What does height have to do with fitness? That analogy would be relevant only if you had a normative notion of height in mind. For example, if you were scouting for a basketball team, you'd be looking only for players who are, say, over six feet tall. So the candidates would have to fit that mold or ideal.
The question you pose is fine, and I'd like to see you try to answer it without presupposing an ideal that makes the harmony normative: What is the way humans might fit with the rest of the world? Would fitness require happiness or material or romantic success? What cultural standards would we have to presuppose to answer that broad question of human fitness? Biologists talk of genetic fitness, so maybe we'd need to incorporate that. Or maybe we'd presuppose neoliberalism or some American individualism.Perhaps we'd side with collectivist cultures and reject individualism as infantilizing.
Wherever we go for the answer, we'd run up against the naturalistic fallacy. Vervaeke might say that we tend to assume happy people fit better with the world than sad ones.
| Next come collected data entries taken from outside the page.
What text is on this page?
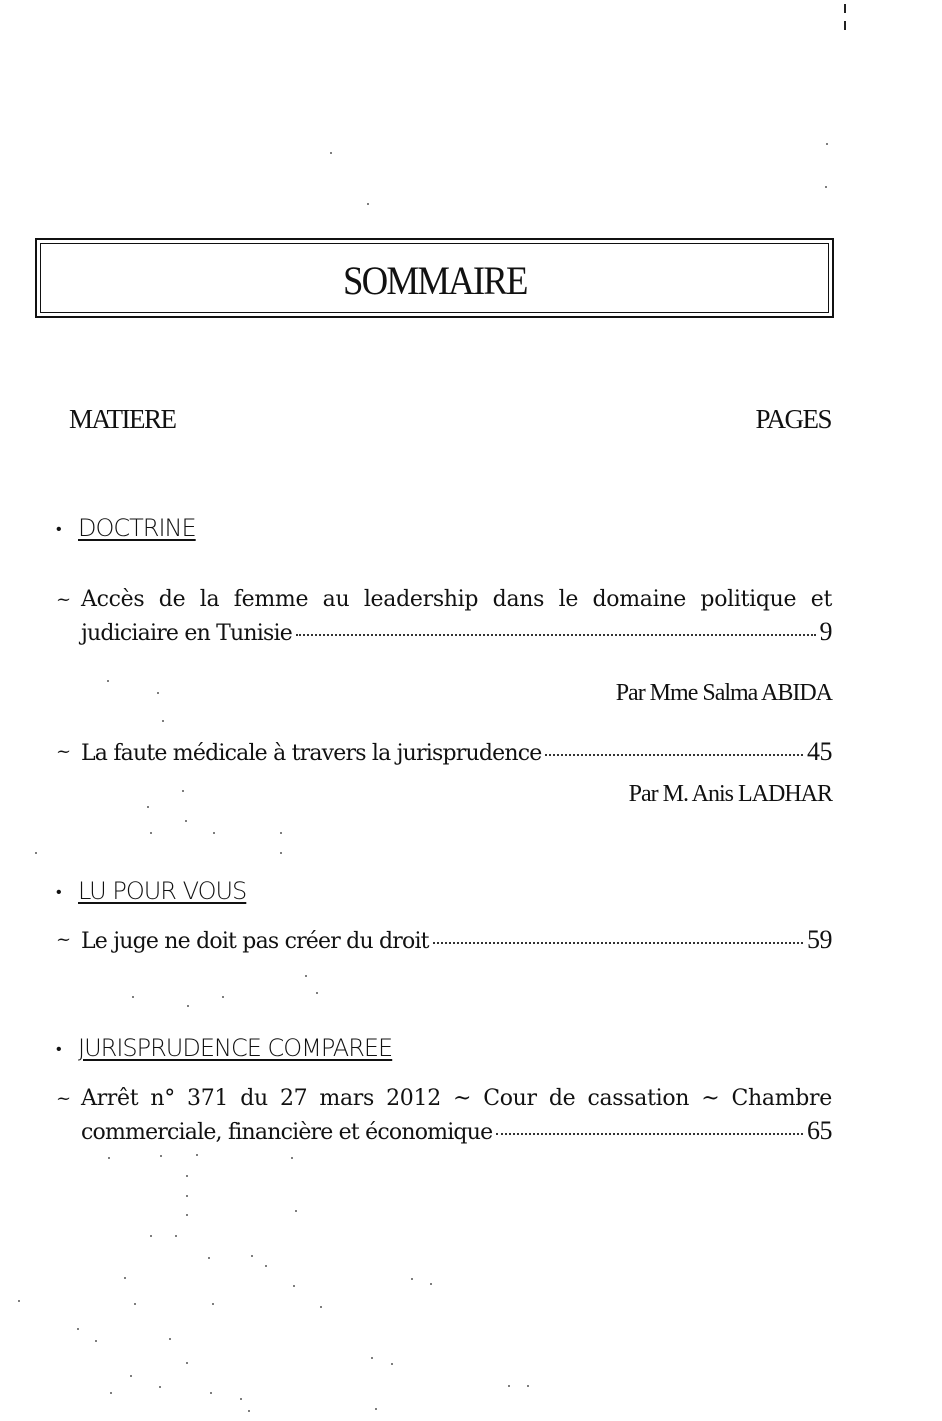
SOMMAIRE
MATIERE	PAGES
• DOCTRINE
~ Accès de la femme au leadership dans le domaine politique et
judiciaire en Tunisie	9
Par Mme Salma ABIDA
~ La faute médicale à travers la jurisprudence	45
Par M. Anis LADHAR
• LU POUR VOUS
~ Le juge ne doit pas créer du droit	59
• JURISPRUDENCE COMPAREE
~ Arrêt n° 371 du 27 mars 2012 ~ Cour de cassation ~ Chambre
commerciale, financière et économique	65
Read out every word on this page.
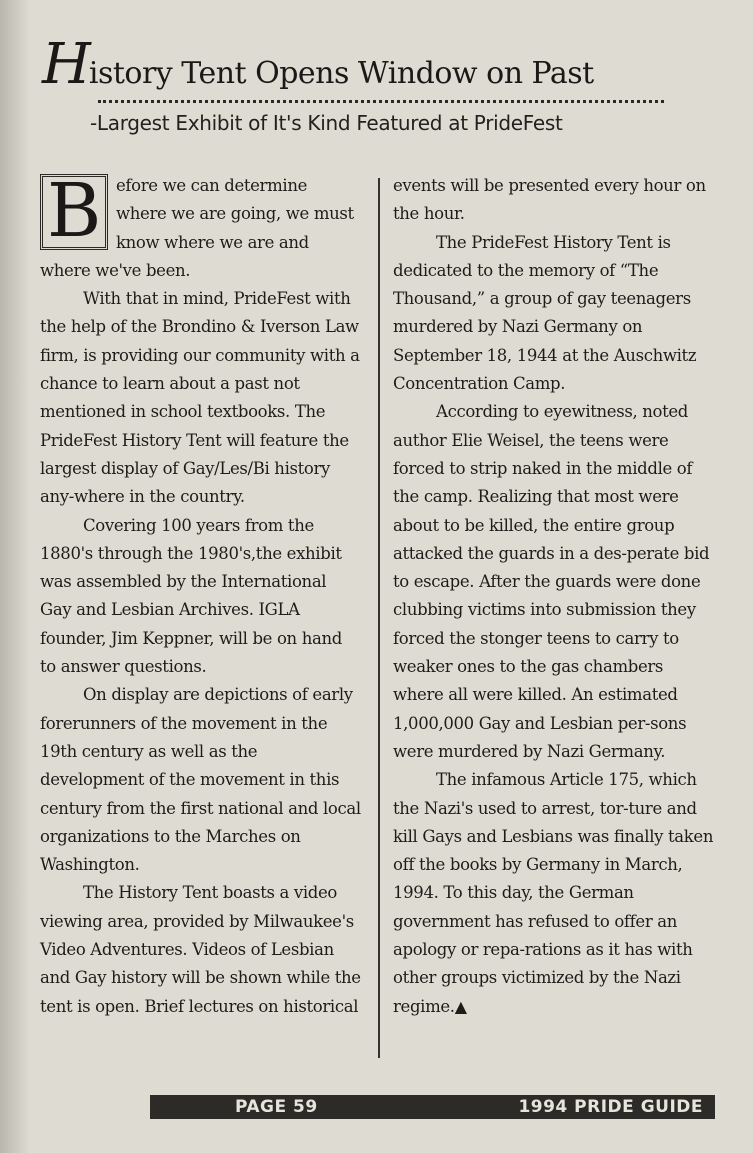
History Tent Opens Window on Past
-Largest Exhibit of It's Kind Featured at PrideFest

B efore we can determine where we are going, we must know where we are and where we've been.

With that in mind, PrideFest with the help of the Brondino & Iverson Law firm, is providing our community with a chance to learn about a past not mentioned in school textbooks. The PrideFest History Tent will feature the largest display of Gay/Les/Bi history any-where in the country.

Covering 100 years from the 1880's through the 1980's,the exhibit was assembled by the International Gay and Lesbian Archives. IGLA founder, Jim Keppner, will be on hand to answer questions.

On display are depictions of early forerunners of the movement in the 19th century as well as the development of the movement in this century from the first national and local organizations to the Marches on Washington.

The History Tent boasts a video viewing area, provided by Milwaukee's Video Adventures. Videos of Lesbian and Gay history will be shown while the tent is open. Brief lectures on historical

events will be presented every hour on the hour.

The PrideFest History Tent is dedicated to the memory of “The Thousand,” a group of gay teenagers murdered by Nazi Germany on September 18, 1944 at the Auschwitz Concentration Camp.

According to eyewitness, noted author Elie Weisel, the teens were forced to strip naked in the middle of the camp. Realizing that most were about to be killed, the entire group attacked the guards in a des-perate bid to escape. After the guards were done clubbing victims into submission they forced the stonger teens to carry to weaker ones to the gas chambers where all were killed. An estimated 1,000,000 Gay and Lesbian per-sons were murdered by Nazi Germany.

The infamous Article 175, which the Nazi's used to arrest, tor-ture and kill Gays and Lesbians was finally taken off the books by Germany in March, 1994. To this day, the German government has refused to offer an apology or repa-rations as it has with other groups victimized by the Nazi regime.▲

PAGE 59	1994 PRIDE GUIDE
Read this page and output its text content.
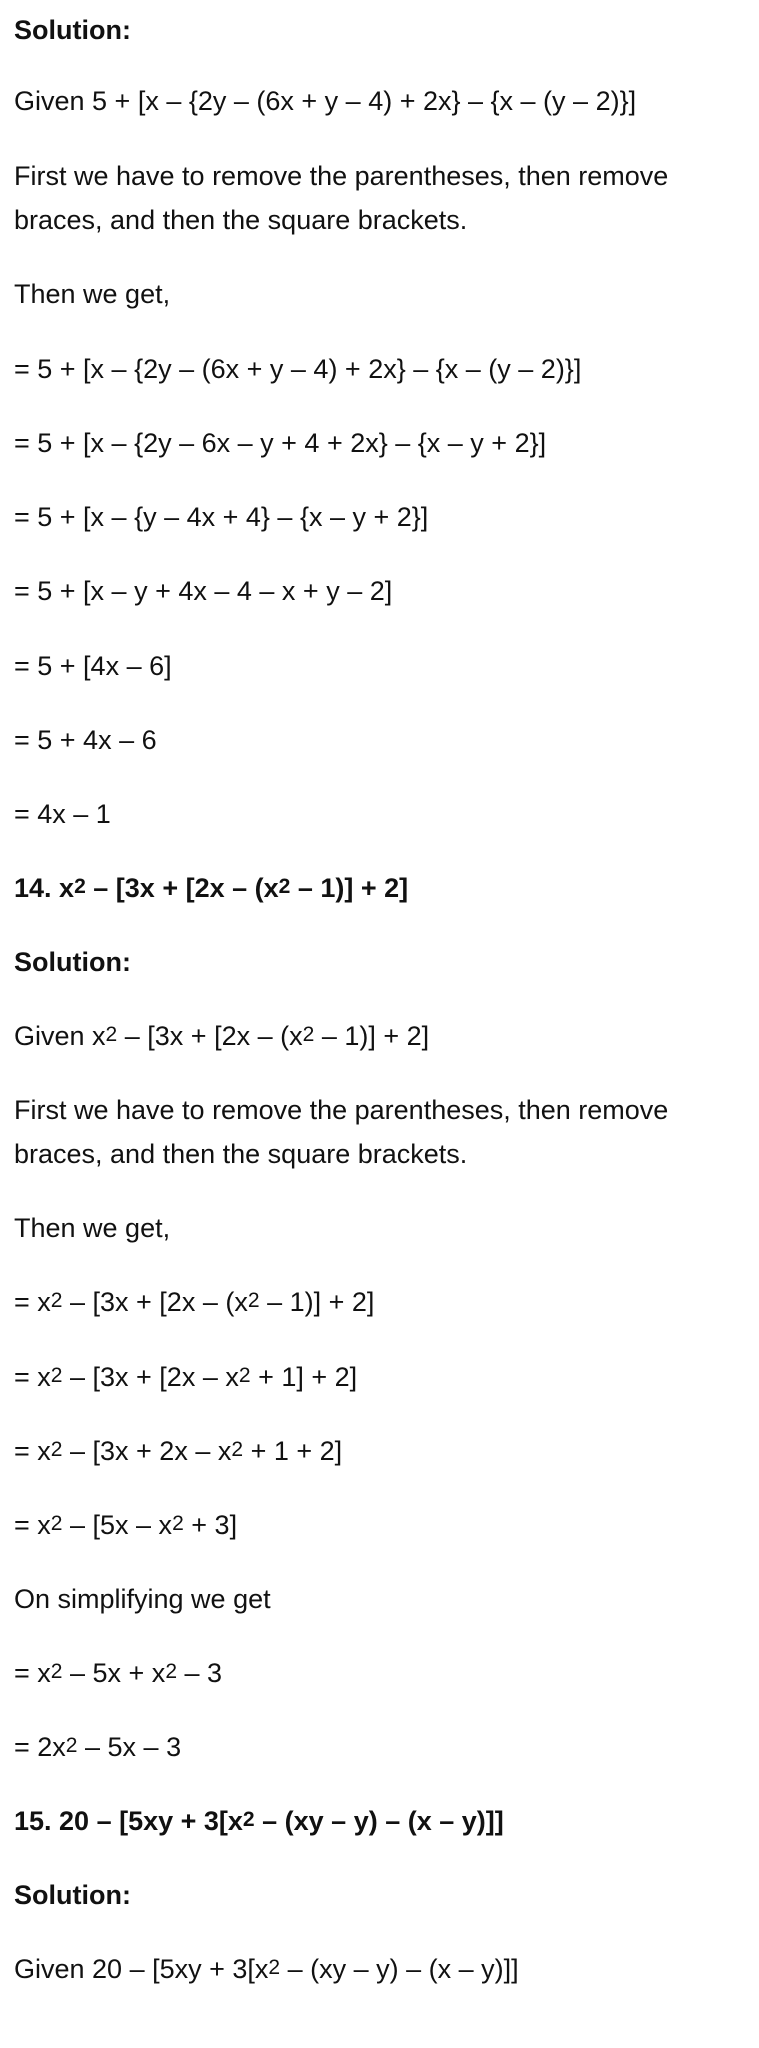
Solution:
Given 5 + [x – {2y – (6x + y – 4) + 2x} – {x – (y – 2)}]
First we have to remove the parentheses, then remove
braces, and then the square brackets.
Then we get,
= 5 + [x – {2y – (6x + y – 4) + 2x} – {x – (y – 2)}]
= 5 + [x – {2y – 6x – y + 4 + 2x} – {x – y + 2}]
= 5 + [x – {y – 4x + 4} – {x – y + 2}]
= 5 + [x – y + 4x – 4 – x + y – 2]
= 5 + [4x – 6]
= 5 + 4x – 6
= 4x – 1
14. $x^2 - [3x + [2x - (x^2 - 1)] + 2]$
Solution:
Given $x^2 - [3x + [2x - (x^2 - 1)] + 2]$
First we have to remove the parentheses, then remove
braces, and then the square brackets.
Then we get,
= $x^2 - [3x + [2x - (x^2 - 1)] + 2]$
= $x^2 - [3x + [2x - x^2 + 1] + 2]$
= $x^2 - [3x + 2x - x^2 + 1 + 2]$
= $x^2 - [5x - x^2 + 3]$
On simplifying we get
= $x^2 - 5x + x^2 - 3$
= $2x^2 - 5x - 3$
15. $20 - [5xy + 3[x^2 - (xy - y) - (x - y)]]$
Solution:
Given $20 - [5xy + 3[x^2 - (xy - y) - (x - y)]]$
But the fact that we tend to want to be happy doesn't mean we ought to have that goal or that that goal objectively matters more to the universe than does some other one.
On the contrary, we might assume that happiness (contentment) is for infantilized suckers, and that the more enlightened path is to cherish alienation as a sign that we understand how anomalous our species is, and how much we stand out from the universe, as opposed to fitting into it.
I reject Vervaeke's whole Taoist, Neoplatonic premise as being all too consistent with the dubious happiness industry.